Awaiting the bite of 'Jarvis II'
The state that launched the nationwide tax revolt 18 months ago with Proposition 13 may now be on the verge of providing the clearest test yet of where Americans are willing to draw the line on sacrificing social, welfare, and other government services in order to lower taxes and trim back the size of local and state government.
Looked at another way, Californians may be about to find out, once and for all, whether the "Laffer curve" really works. That's the theory that sees lower taxes as spurring economic growth by taking more of people's income out of taxes and freeing it instead for private investments and savings.
It is generally agreed that, thanks to a bailout from surplus state funds, Californians have yet to feel the full, long-term impact of lost revenues from Proposition 13's cutback in property taxes. Yet it is also widely agreed that Prop 13 has helped stimulate the state's economy, boosting personal income and corporate earnings and creating new jobs at a rate faster than other states or the country as a whole. How much of the state's current "boom" is attributable to unique circumstances that have nothing to do with reduced taxes -- such as the preponderance of aerospace and defense manufacturers in California, for instance -- is far from clear. Yet this has not deterred the populist forces of Howard Jarvis from pushing ahead with new and stiffer measures for further trimming government bureaucracy. In November they won voter approval for putting a cap on government spending, and this year, in June, they are expected to win a sharp reduction in state income taxes.
There is little doubt that "Jarvis II" -- or "Jaws II," as opponents have dubbed the proposed income-tax cut -- will create ripples beyond California's borders. Proposition 13 led a number of other states to lower property taxes, index state income taxes to offset inflation, and put caps on state spending. The resulting state and local belt-tightening has taken various forms. Some cities and states have neglected maintenance of structures, streets, and roads. In general, state and local governments are operating in the red, according to one recent study. Their combined budget balances had a surplus of $8.4 billion in the first quarter of 1978, but by the second quarter of 1979, aggregate state and local accounts nationwide had a deficit of $6.1 billion.
Until now, California's bureaucracy has had enough "fat" to shield the average taxpayer from drastic cuts in services. And one positive result of Proposition 13 has been a dramatic reversal of California's previous long-term trend of steady growth in state and local government employment. However, public employee strikes are more frequent now.

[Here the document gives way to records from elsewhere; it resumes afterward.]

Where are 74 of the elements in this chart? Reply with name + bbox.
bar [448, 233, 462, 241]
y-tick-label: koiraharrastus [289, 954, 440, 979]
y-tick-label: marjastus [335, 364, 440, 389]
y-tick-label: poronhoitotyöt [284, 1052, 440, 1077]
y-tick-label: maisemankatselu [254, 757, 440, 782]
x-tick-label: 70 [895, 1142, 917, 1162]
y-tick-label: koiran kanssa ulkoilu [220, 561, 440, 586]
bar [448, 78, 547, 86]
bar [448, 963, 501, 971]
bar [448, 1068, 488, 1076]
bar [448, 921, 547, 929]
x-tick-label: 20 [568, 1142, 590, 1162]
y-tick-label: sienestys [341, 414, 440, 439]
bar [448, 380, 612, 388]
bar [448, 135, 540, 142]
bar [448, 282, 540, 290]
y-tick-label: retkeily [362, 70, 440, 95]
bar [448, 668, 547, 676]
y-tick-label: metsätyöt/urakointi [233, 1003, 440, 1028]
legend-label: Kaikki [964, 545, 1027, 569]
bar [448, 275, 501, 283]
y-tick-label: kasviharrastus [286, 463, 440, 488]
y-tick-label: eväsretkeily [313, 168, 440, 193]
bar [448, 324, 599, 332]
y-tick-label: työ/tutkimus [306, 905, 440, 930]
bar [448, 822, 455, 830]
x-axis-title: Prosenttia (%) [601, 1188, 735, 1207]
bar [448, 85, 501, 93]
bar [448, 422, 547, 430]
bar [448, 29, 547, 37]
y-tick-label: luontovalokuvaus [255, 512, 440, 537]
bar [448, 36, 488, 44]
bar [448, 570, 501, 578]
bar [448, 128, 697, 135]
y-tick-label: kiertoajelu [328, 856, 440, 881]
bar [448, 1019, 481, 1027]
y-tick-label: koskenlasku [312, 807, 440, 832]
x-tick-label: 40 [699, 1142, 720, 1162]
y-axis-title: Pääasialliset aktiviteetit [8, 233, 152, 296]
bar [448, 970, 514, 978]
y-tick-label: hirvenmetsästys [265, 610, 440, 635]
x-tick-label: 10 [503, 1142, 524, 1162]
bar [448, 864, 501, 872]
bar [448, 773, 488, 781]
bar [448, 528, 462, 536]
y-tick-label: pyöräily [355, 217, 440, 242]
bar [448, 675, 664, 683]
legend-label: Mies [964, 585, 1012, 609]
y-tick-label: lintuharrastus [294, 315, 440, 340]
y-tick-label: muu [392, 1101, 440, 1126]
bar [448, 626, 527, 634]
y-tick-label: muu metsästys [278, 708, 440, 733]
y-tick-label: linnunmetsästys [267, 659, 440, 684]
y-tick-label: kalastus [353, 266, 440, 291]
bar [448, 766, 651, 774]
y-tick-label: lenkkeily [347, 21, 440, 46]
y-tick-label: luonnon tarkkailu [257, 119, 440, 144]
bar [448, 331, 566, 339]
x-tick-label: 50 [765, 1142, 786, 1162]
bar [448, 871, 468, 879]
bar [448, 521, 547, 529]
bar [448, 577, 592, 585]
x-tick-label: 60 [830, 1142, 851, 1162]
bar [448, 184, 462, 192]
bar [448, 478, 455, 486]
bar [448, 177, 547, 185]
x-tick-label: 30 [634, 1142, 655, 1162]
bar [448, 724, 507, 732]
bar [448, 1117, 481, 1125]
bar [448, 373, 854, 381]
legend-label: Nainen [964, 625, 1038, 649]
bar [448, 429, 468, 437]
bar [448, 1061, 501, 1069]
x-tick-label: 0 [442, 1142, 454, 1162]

Many localities have started charging user fees for libraries, zoos, trash collection, and other services previously paid for by taxes. Parks and streets in some cities already show the results of reduced maintenance. The National Association of Social Workers report a 5 percent drop in services to the poor and a 22 percent shift of federal revenue-sharing funds from social programs to basic government operations.
Many experts on local and state financing are taking a wait-and-see approach to Jarvis II. After previous "doom and gloom" predictions about Proposition 13 proved wrong -- or, so it would seem -- everyone is more cautious with projections. Still, Californians would seem to have good reason to be wary of a projected 54 percent reduction in income tax revenues -- nearly one-fourth of the entire state budget. If, as some economists argue, the full impact of Proposition 13 has only been delayed, Jarvis II's proposed harsh revenue cutbacks on top of those from Prop 13 could provide an unexpected jolt, especially to the poor and needy dependent on social servies. Other states, too , would be well advised to watch what happens in California before taking the Jarvis II plunge.